Oleh  I Wayan Sapta Wigunadika Dosen Sekolah Tinggi Agama Hindu Negeri Mpu Kuturan Singaraja I. PENDAHULUAN  Indonesia adalah bangsa yang dihuni oleh masyarakat dengan latar belakang agama, etnis,  dan  kelompok­kelompok  sosial  yang beragam.  Kemajemukan merupakan  realitas yang tak terbantahkan di bumi Nusantara ini. Satu  sisi,  kemajemukan  ini  menjadi  modal sosial pembangunan bangsa, dan di  sisi  lain menjadi potensi laten konflik sosial. Manusia adalah makhluk  indiviudu sekaligus sebagai makhluk  sosial.  Sebagai  makhluk  sosial tentunya  manusia  dituntut  untuk  mampu berinteraksi dengan individu lain dalam rangka

memenuhi  kebutuhannya.  Dalam  menjalani kehidupan sosial dalam masyarakat, seorang individu akan dihadapkan dengan kelompok­ kelompok yang berbeda warna dengannya salah satunya adalah  perbedaan agama.  menjalani kehidupan sosialnya tidak bisa dipungkiri akan ada gesekan­gesekan yang akan dapat terjadi antar  kelompok  masyarakat,  baik  yang berkaitan dengan ras maupun agama. Dalam rangka menjaga keutuhan dan persatuan dalam masyarakat  maka  diperlukan  sikap  saling menghormati dan saling menghargai, sehingga

(2)

gesekan­gesekan  yang  dapat  menimbulkan pertikaian dapat  dihindari. Masyarakat  juga dituntut  untuk  saling  menjaga  hak  dan kewajiban  diantara  mereka  antara yang satu dengan yang lainnya.

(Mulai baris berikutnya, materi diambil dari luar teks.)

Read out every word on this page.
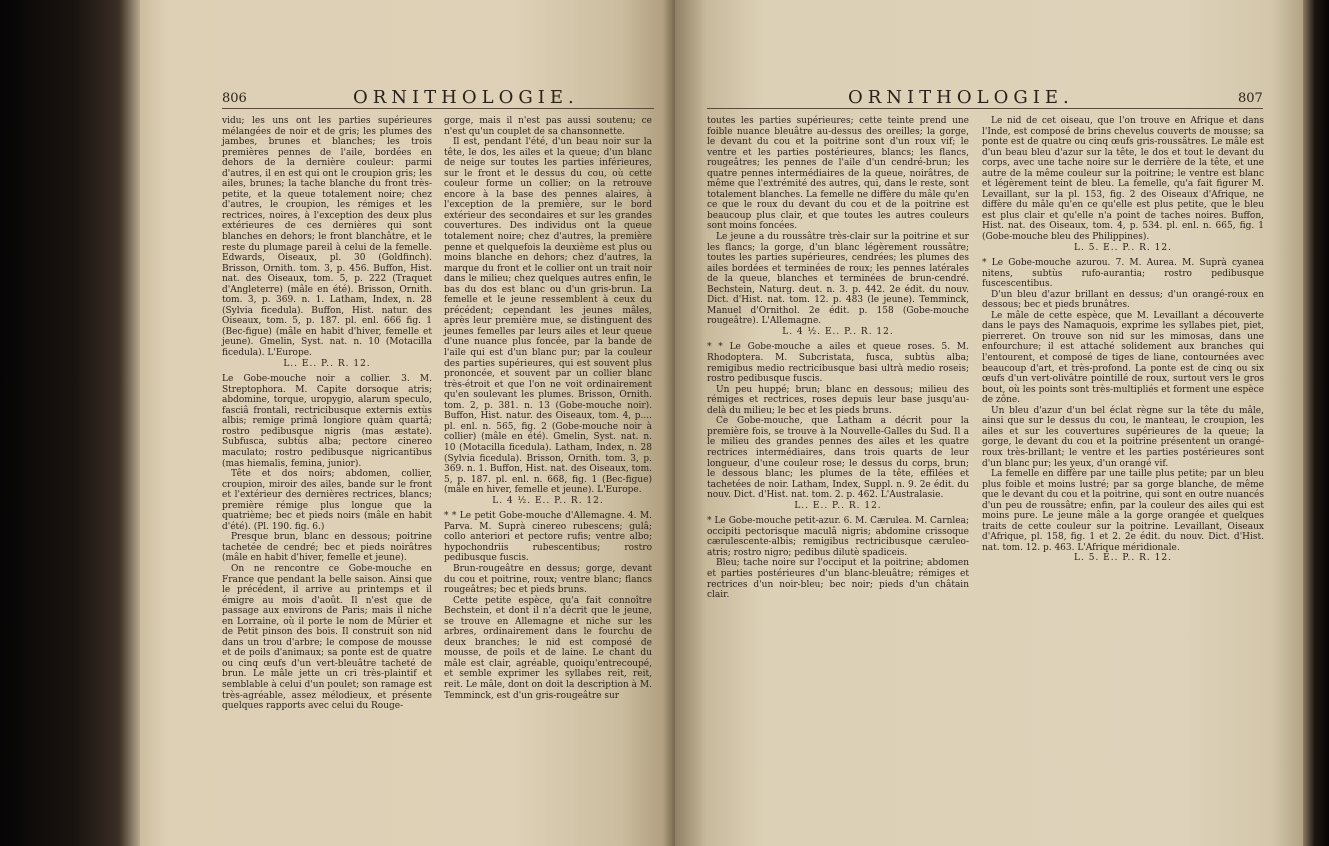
806	ORNITHOLOGIE.

vidu; les uns ont les parties supérieures mélangées de noir et de gris; les plumes des jambes, brunes et blanches; les trois premières pennes de l'aile, bordées en dehors de la dernière couleur: parmi d'autres, il en est qui ont le croupion gris; les ailes, brunes; la tache blanche du front très-petite, et la queue totalement noire; chez d'autres, le croupion, les rémiges et les rectrices, noires, à l'exception des deux plus extérieures de ces dernières qui sont blanches en dehors; le front blanchâtre, et le reste du plumage pareil à celui de la femelle. Edwards, Oiseaux, pl. 30 (Goldfinch). Brisson, Ornith. tom. 3, p. 456. Buffon, Hist. nat. des Oiseaux, tom. 5, p. 222 (Traquet d'Angleterre) (mâle en été). Brisson, Ornith. tom. 3, p. 369. n. 1. Latham, Index, n. 28 (Sylvia ficedula). Buffon, Hist. natur. des Oiseaux, tom. 5, p. 187. pl. enl. 666 fig. 1 (Bec-figue) (mâle en habit d'hiver, femelle et jeune). Gmelin, Syst. nat. n. 10 (Motacilla ficedula). L'Europe.

L.. E.. P.. R. 12.

Le Gobe-mouche noir a collier. 3. M. Streptophora. M. Capite dorsoque atris; abdomine, torque, uropygio, alarum speculo, fasciâ frontali, rectricibusque externis extùs albis; remige primâ longiore quàm quartâ; rostro pedibusque nigris (mas æstate). Subfusca, subtùs alba; pectore cinereo maculato; rostro pedibusque nigricantibus (mas hiemalis, femina, junior).

Tête et dos noirs; abdomen, collier, croupion, miroir des ailes, bande sur le front et l'extérieur des dernières rectrices, blancs; première rémige plus longue que la quatrième; bec et pieds noirs (mâle en habit d'été). (Pl. 190. fig. 6.)

Presque brun, blanc en dessous; poitrine tachetée de cendré; bec et pieds noirâtres (mâle en habit d'hiver, femelle et jeune).

On ne rencontre ce Gobe-mouche en France que pendant la belle saison. Ainsi que le précédent, il arrive au printemps et il émigre au mois d'août. Il n'est que de passage aux environs de Paris; mais il niche en Lorraine, où il porte le nom de Mûrier et de Petit pinson des bois. Il construit son nid dans un trou d'arbre; le compose de mousse et de poils d'animaux; sa ponte est de quatre ou cinq œufs d'un vert-bleuâtre tacheté de brun. Le mâle jette un cri très-plaintif et semblable à celui d'un poulet; son ramage est très-agréable, assez mélodieux, et présente quelques rapports avec celui du Rouge-

gorge, mais il n'est pas aussi soutenu; ce n'est qu'un couplet de sa chansonnette.

Il est, pendant l'été, d'un beau noir sur la tête, le dos, les ailes et la queue; d'un blanc de neige sur toutes les parties inférieures, sur le front et le dessus du cou, où cette couleur forme un collier; on la retrouve encore à la base des pennes alaires, à l'exception de la première, sur le bord extérieur des secondaires et sur les grandes couvertures. Des individus ont la queue totalement noire; chez d'autres, la première penne et quelquefois la deuxième est plus ou moins blanche en dehors; chez d'autres, la marque du front et le collier ont un trait noir dans le milieu; chez quelques autres enfin, le bas du dos est blanc ou d'un gris-brun. La femelle et le jeune ressemblent à ceux du précédent; cependant les jeunes mâles, après leur première mue, se distinguent des jeunes femelles par leurs ailes et leur queue d'une nuance plus foncée, par la bande de l'aile qui est d'un blanc pur; par la couleur des parties supérieures, qui est souvent plus prononcée, et souvent par un collier blanc très-étroit et que l'on ne voit ordinairement qu'en soulevant les plumes. Brisson, Ornith. tom. 2, p. 381. n. 13 (Gobe-mouche noir). Buffon, Hist. natur. des Oiseaux, tom. 4, p.... pl. enl. n. 565, fig. 2 (Gobe-mouche noir à collier) (mâle en été). Gmelin, Syst. nat. n. 10 (Motacilla ficedula). Latham, Index, n. 28 (Sylvia ficedula). Brisson, Ornith. tom. 3, p. 369. n. 1. Buffon, Hist. nat. des Oiseaux, tom. 5, p. 187. pl. enl. n. 668, fig. 1 (Bec-figue) (mâle en hiver, femelle et jeune). L'Europe.

L. 4 ½. E.. P.. R. 12.

* * Le petit Gobe-mouche d'Allemagne. 4. M. Parva. M. Suprà cinereo rubescens; gulâ; collo anteriori et pectore rufis; ventre albo; hypochondriis rubescentibus; rostro pedibusque fuscis.

Brun-rougeâtre en dessus; gorge, devant du cou et poitrine, roux; ventre blanc; flancs rougeâtres; bec et pieds bruns.

Cette petite espèce, qu'a fait connoître Bechstein, et dont il n'a décrit que le jeune, se trouve en Allemagne et niche sur les arbres, ordinairement dans le fourchu de deux branches; le nid est composé de mousse, de poils et de laine. Le chant du mâle est clair, agréable, quoiqu'entrecoupé, et semble exprimer les syllabes reit, reit, reit. Le mâle, dont on doit la description à M. Temminck, est d'un gris-rougeâtre sur

ORNITHOLOGIE.	807

toutes les parties supérieures; cette teinte prend une foible nuance bleuâtre au-dessus des oreilles; la gorge, le devant du cou et la poitrine sont d'un roux vif; le ventre et les parties postérieures, blancs; les flancs, rougeâtres; les pennes de l'aile d'un cendré-brun; les quatre pennes intermédiaires de la queue, noirâtres, de même que l'extrémité des autres, qui, dans le reste, sont totalement blanches. La femelle ne diffère du mâle qu'en ce que le roux du devant du cou et de la poitrine est beaucoup plus clair, et que toutes les autres couleurs sont moins foncées.

Le jeune a du roussâtre très-clair sur la poitrine et sur les flancs; la gorge, d'un blanc légèrement roussâtre; toutes les parties supérieures, cendrées; les plumes des ailes bordées et terminées de roux; les pennes latérales de la queue, blanches et terminées de brun-cendré. Bechstein, Naturg. deut. n. 3. p. 442. 2e édit. du nouv. Dict. d'Hist. nat. tom. 12. p. 483 (le jeune). Temminck, Manuel d'Ornithol. 2e édit. p. 158 (Gobe-mouche rougeâtre). L'Allemagne.

L. 4 ½. E.. P.. R. 12.

* * Le Gobe-mouche a ailes et queue roses. 5. M. Rhodoptera. M. Subcristata, fusca, subtùs alba; remigibus medio rectricibusque basi ultrà medio roseis; rostro pedibusque fuscis.

Un peu huppé; brun; blanc en dessous; milieu des rémiges et rectrices, roses depuis leur base jusqu'au-delà du milieu; le bec et les pieds bruns.

Ce Gobe-mouche, que Latham a décrit pour la première fois, se trouve à la Nouvelle-Galles du Sud. Il a le milieu des grandes pennes des ailes et les quatre rectrices intermédiaires, dans trois quarts de leur longueur, d'une couleur rose; le dessus du corps, brun; le dessous blanc; les plumes de la tête, effilées et tachetées de noir. Latham, Index, Suppl. n. 9. 2e édit. du nouv. Dict. d'Hist. nat. tom. 2. p. 462. L'Australasie.

L.. E.. P.. R. 12.

* Le Gobe-mouche petit-azur. 6. M. Cærulea. M. Carnlea; occipiti pectorisque maculâ nigris; abdomine crissoque cærulescente-albis; remigibus rectricibusque cæruleo-atris; rostro nigro; pedibus dilutè spadiceis.

Bleu; tache noire sur l'occiput et la poitrine; abdomen et parties postérieures d'un blanc-bleuâtre; rémiges et rectrices d'un noir-bleu; bec noir; pieds d'un châtain clair.

Le nid de cet oiseau, que l'on trouve en Afrique et dans l'Inde, est composé de brins chevelus couverts de mousse; sa ponte est de quatre ou cinq œufs gris-roussâtres. Le mâle est d'un beau bleu d'azur sur la tête, le dos et tout le devant du corps, avec une tache noire sur le derrière de la tête, et une autre de la même couleur sur la poitrine; le ventre est blanc et légèrement teint de bleu. La femelle, qu'a fait figurer M. Levaillant, sur la pl. 153, fig. 2 des Oiseaux d'Afrique, ne diffère du mâle qu'en ce qu'elle est plus petite, que le bleu est plus clair et qu'elle n'a point de taches noires. Buffon, Hist. nat. des Oiseaux, tom. 4, p. 534. pl. enl. n. 665, fig. 1 (Gobe-mouche bleu des Philippines).

L. 5. E.. P.. R. 12.

* Le Gobe-mouche azurou. 7. M. Aurea. M. Suprà cyanea nitens, subtùs rufo-aurantia; rostro pedibusque fuscescentibus.

D'un bleu d'azur brillant en dessus; d'un orangé-roux en dessous; bec et pieds brunâtres.

Le mâle de cette espèce, que M. Levaillant a découverte dans le pays des Namaquois, exprime les syllabes piet, piet, pierreret. On trouve son nid sur les mimosas, dans une enfourchure; il est attaché solidement aux branches qui l'entourent, et composé de tiges de liane, contournées avec beaucoup d'art, et très-profond. La ponte est de cinq ou six œufs d'un vert-olivâtre pointillé de roux, surtout vers le gros bout, où les points sont très-multipliés et forment une espèce de zône.

Un bleu d'azur d'un bel éclat règne sur la tête du mâle, ainsi que sur le dessus du cou, le manteau, le croupion, les ailes et sur les couvertures supérieures de la queue; la gorge, le devant du cou et la poitrine présentent un orangé-roux très-brillant; le ventre et les parties postérieures sont d'un blanc pur; les yeux, d'un orangé vif.

La femelle en diffère par une taille plus petite; par un bleu plus foible et moins lustré; par sa gorge blanche, de même que le devant du cou et la poitrine, qui sont en outre nuancés d'un peu de roussâtre; enfin, par la couleur des ailes qui est moins pure. Le jeune mâle a la gorge orangée et quelques traits de cette couleur sur la poitrine. Levaillant, Oiseaux d'Afrique, pl. 158, fig. 1 et 2. 2e édit. du nouv. Dict. d'Hist. nat. tom. 12. p. 463. L'Afrique méridionale.

L. 5. E.. P.. R. 12.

Pembukaaan UUD 1945 pasal 29 ayat 2  disebutkan  bahwa  “Negara  menjamin kemerdekaan  tiap-tiap  penduduk  untuk memeluk agamanya masing-masing dan untuk beribadat  menurut  agamanya  dan kepercayaannya itu.” Olehnya itu kita sebagai warga Negara  sudah sepatutnya menjunjung tinggi  sikap  saling  toleransi  antar  umat beragama dan saling menghormati antar hak dan kewajiban  yang ada  diantara kita  demi keutuhan Negara.

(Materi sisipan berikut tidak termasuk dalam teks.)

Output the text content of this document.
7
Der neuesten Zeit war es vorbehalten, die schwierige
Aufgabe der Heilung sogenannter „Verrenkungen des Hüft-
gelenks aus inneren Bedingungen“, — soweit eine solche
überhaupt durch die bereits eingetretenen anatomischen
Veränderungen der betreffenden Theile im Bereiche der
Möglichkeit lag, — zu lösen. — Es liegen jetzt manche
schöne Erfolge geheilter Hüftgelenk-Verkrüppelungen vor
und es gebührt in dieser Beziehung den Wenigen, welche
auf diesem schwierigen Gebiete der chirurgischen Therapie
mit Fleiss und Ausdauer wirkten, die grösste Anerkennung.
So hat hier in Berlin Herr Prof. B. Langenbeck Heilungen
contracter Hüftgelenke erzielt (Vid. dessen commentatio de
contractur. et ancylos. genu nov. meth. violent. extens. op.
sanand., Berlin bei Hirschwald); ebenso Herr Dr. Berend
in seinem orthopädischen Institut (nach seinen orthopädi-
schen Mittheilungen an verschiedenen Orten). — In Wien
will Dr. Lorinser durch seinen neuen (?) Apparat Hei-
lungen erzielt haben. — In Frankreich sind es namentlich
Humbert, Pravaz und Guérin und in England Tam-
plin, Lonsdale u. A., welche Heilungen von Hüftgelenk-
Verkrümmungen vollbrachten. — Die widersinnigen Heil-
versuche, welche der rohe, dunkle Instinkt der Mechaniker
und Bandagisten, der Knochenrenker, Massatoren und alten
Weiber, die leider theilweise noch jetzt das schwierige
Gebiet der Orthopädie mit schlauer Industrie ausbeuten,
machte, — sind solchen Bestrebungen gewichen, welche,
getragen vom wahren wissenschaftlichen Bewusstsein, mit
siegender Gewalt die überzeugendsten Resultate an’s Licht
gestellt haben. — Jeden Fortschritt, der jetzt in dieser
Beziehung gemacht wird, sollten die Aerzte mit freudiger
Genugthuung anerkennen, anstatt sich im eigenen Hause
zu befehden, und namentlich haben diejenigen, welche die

 Dalam konteks Agama Hindu, paham toleransi  tercermin  oleh  pustaka  suci Bhagavadgita sebagai berikut.

“ Ye yatha mam pradyante, tams tathai’ vaa bhajamy  aham  mama  vartma’  nuvartate, manusyah partha sarvasah.” (B.GIV.11) Terjemahannya; Jalan manapun ditempuh manusia ke arah­Ku semuanya Ku terima Dari mana­ mana semua mereka menuju jalan­ Ku oh Partha. “Yo-yo yam yam tanum bhaktah  sraddhaya rcitum icchati,

tasya-tasya  calam  sraddham,  tam  eva vidadhamy aham.” (B.G.VII.21)

Terjemahannnya.

Apapun  bentuk    kepercayaan  yang  ingin dipeluk oleh penganut agama, dengan bentuk apapun keyakinan yang tak berubah­ubah itu sesungguhnya Aku sendiri yang mengajarnya. Kutipan tersebut menyiratkan bahwa keyakinan untuk memeluk agama, menjalankan keyakinan merupakan hak bagi setiap orang. Agama  hindu  merupakan    agama  yang mengayomi budaya lokal dimana segala jenis kegiatan  keagamaan  disesuaikan  dengan keadaan daerah setempat.  Seperti misalnya di Bali, Sebuah kearifan lokal yang bernama Desa, Kala,  Patra yang  bermakna Tempat, Waktu

(lampau,Kini dan Nanti), serta teks otoritas atau kitab suci(  bisa juga  disebut keadaan)  yang selayaknya  dijadikan  pedoman  dalam melakukan  sesuatu  hal  agar  dapat  tercapai dengan baik

Faktanya,  konflik  berbasis  agama masih ditemukan di negeri ini. Konflik SARA selalu menjadi tantangan yang sangat berat bagi bangsa Indonesia yang majemuk.  Konflik ini menunjukkan kepalsuan atas sikap kita yang mengaku berbhineka tunggal ika. Ada beberapa faktor kenapa agama menjadi salah satu pemicu konflik  yang efektif. Pertama, pengalaman sejarah konflik antar agama yang menorehkan kecurigaan di antara pemeluk agama. Kedua, klaim  kebenaran  mutlak  agama  yang menganggap agama orang lain salah. Ketiga, klaim  agama  yang  membabi  buta menumbuhkan  sifat  fanatisme  agama. Keempat, fanatisme  dan  klaim  kebenaran mendorong  seseorang  pemeluk  agama menyebarkan  agama  kepada  orang  yang berbeda agama.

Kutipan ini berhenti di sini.